Altfield’s Amanda Clark. Photo: SCMP / May Tse
Altfield’s Amanda Clark. Photo: SCMP / May Tse

Altfield co-founder Amanda Clark says the kimono’s amazing colours and motifs are works of art and the perfect way to welcome spring. And there’s more to each piece than meets the eye.

“All the kimonos in this exhibition focus on the furisode, a long-sleeved kimono that was mainly worn by young, unmarried girls,” says Clark, adding that each piece tells a story, some specific to particular occasions, seasons and festivals.

“The different textures of the silks and the techniques used to make them – silk-screen printing, tie-dying, embroidery and hand-painting – mean that each piece is unique and the fabric is used as a canvas to express a girl’s taste, loves and aspirations,” she says. “The colours and patterns are glorious and they were the ultimate fashion accessory to attract attention to a beautiful young woman.”

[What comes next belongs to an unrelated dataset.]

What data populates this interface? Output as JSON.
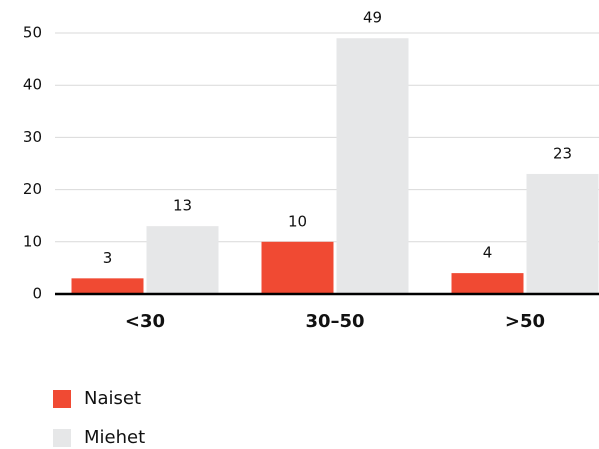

A black and terracotta resist-dyed, crepe silk furisode with spring blossoms from the exhibition. Photo: courtesy of Altfield Gallery
A black and terracotta resist-dyed, crepe silk furisode with spring blossoms from the exhibition. Photo: courtesy of Altfield Gallery

Highlights include an orange and cream silk satin furisode with hand-applied gold sakura blossoms offset with resist-dyed orange clouds and decorated with flowers and butterflies, some embroidered and outlined in gold thread. “It’s vivid and full of personality, a stunning pattern that is wonderfully contemporary,” says Clark.